Nesse aspecto, o papel do cuidador também é fundamental. “Muitas vezes ele é da família, portanto, parte do trabalho dessas equipes é educar os familiares, mostrando como deve ser o acompanhamento para que os pacientes possam receber os cuidados adequados às suas necessidades”, explica Montserrat.
O Dr. Luiz Maria Ramos Filho, superintendente de Assistência Social do Hospital Samaritano, executor do projeto pelo Proadi-SUS, ressalta que o CCI depende muito da mudança da visão da equipe de atenção por ser uma proposta multidisciplinar não centrada no cuidado médico. O projeto está em fase de implantação em Teresina, no Piauí, em Rebouças, no Paraná, e em Campo Grande, no Mato Grosso do Sul.
Ele explica que, embora não seja uma política específica para a população idosa, ela é grande beneficiária do programa e que nos países europeus, por conta da população mais envelhecida, há um cuidado assistencial diferenciado, até mesmo com o financiamento da assistência social. “Muitas vezes a necessidade social do paciente é muito maior que a necessidade médica. Em algumas situações, o volume de recursos financeiros pode, inclusive, inverter-se, sendo maior o aporte por parte da assistência social que da saúde”.

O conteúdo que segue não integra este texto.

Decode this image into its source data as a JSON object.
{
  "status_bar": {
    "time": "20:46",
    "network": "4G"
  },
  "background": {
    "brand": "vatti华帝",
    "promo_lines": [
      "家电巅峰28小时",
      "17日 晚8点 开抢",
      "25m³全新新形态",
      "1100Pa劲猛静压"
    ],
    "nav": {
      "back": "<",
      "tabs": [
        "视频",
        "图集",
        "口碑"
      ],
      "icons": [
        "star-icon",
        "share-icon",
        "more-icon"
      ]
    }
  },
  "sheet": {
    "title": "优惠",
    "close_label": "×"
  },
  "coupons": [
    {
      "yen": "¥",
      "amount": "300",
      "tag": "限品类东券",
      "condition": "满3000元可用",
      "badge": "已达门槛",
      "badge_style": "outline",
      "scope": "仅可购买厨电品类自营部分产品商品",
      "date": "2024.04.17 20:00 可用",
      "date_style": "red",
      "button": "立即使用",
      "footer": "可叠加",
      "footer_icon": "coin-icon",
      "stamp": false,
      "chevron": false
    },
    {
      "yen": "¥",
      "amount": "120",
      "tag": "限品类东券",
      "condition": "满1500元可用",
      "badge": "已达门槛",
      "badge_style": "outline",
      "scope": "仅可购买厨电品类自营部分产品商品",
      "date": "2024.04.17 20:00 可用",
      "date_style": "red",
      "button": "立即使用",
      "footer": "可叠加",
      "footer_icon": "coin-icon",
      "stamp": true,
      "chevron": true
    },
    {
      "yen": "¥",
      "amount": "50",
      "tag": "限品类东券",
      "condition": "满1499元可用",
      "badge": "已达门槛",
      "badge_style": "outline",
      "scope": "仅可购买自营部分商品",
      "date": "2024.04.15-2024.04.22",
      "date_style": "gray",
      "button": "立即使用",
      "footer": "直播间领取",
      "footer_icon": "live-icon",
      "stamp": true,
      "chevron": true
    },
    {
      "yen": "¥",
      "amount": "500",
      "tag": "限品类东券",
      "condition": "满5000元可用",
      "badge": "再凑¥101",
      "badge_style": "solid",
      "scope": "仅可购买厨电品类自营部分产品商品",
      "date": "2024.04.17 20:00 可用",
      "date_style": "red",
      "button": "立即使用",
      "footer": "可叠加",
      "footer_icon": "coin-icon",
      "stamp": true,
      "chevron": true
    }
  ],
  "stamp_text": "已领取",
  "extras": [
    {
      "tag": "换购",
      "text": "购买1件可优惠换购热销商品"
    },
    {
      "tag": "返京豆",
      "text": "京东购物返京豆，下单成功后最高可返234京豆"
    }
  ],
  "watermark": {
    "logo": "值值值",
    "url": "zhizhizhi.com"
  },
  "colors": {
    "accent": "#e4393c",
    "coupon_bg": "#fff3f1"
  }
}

“O principal é formar as Equipes de Gestão de Alta nos hospitais de referência com lotação maior. Estas equipes, assim como a regulação, são fundamentais para o direcionamento do tratamento ou para a internação domiciliar”, ressalta Ramos Filho.
Na região de Franca, em São Paulo, foram inauguradas, em agosto de 2013, Unidades de Cuidados Continuados nas cidades de Pedregulho e Ipuã, com apoio da Secretaria de Saúde do estado, do Centro de Estudos Augusto Leopoldo Ayrosa Galvão (Cealag) e da Federação das Santas Casas e Hospitais Beneficentes do Estado de São Paulo (Fehosp), custeadas pelo Ministério da Saúde.
A Santa Casa de Franca, como hospital estratégico da região, é a que mais encaminha pacientes para essas unidades, tendo como primeira referência a Unidade de Pedregulho, para onde já foi transferido o maior número de pacientes que recebem todo o cuidado de saúde e de apoio social de forma continuada e integrada, centrada em sua recuperação global, promovendo a sua autonomia e melhorando sua funcionalidade.
Cuidados Prolongados
Um dos desdobramento do intercâmbio internacional foi a publicação, em 2012, da Portaria n. 2.809, que estabelece os Cuidados Prolongados como retaguarda da rede de atenção de urgências e com unidades inspiradas no CCI. Os Cuidados Prolongados já estão sendo incorporados ao SUS, implantados nos hospitais São Julião e na Santa Casa de Campo Grande, no Mato Grosso do Sul, e na Santa Casa de Ipuã, em São Paulo.
“Esta é uma estratégia intermediária entre os cuidados hospitalares de caráter agudo ou crônico e a atenção domiciliar destinada a usuários estáveis que necessitem de reabilitação ou adaptação por sequelas, problemas clínicos, cirúrgicos ou traumatológicos”, explica Ana Paula Cavalcante, coordenadora de Atenção Hospitalar do Departamento de Atenção Hospitalar e Urgência da Secretaria de Atenção à Saúde, do Ministério da Saúde (SAS/MS).
Os Cuidados Prologados são uma das possibilidades que os gestores têm para a reabilitação da pessoa com perda de autonomia potencialmente recuperável. São unidades de 15 a 25 leitos, com equipe multiprofissional composta por fisioterapeuta, fonoaudiólogo, psicólogo, assistente social, técnico de enfermagem, enfermeiro e médico.
Diferente do CCI, a Equipe de Gestão de Alta não está prevista nos Cuidados Prolongados, cuja normativa sugere que a alta seja administrada pelo Núcleo de Acesso e Qualidade, tanto para a unidade de Cuidados Prolongados quanto para outra retaguarda clínica, principalmente nos hospitais gerais, explica Ana Paula.
“Unidades pequenas podem ser efetivamente personalizadas. Esta é uma oportunidade de utilizar essas unidades espalhadas em todo Brasil com número reduzido de leitos e uma baixa complexidade na assistência”, completa.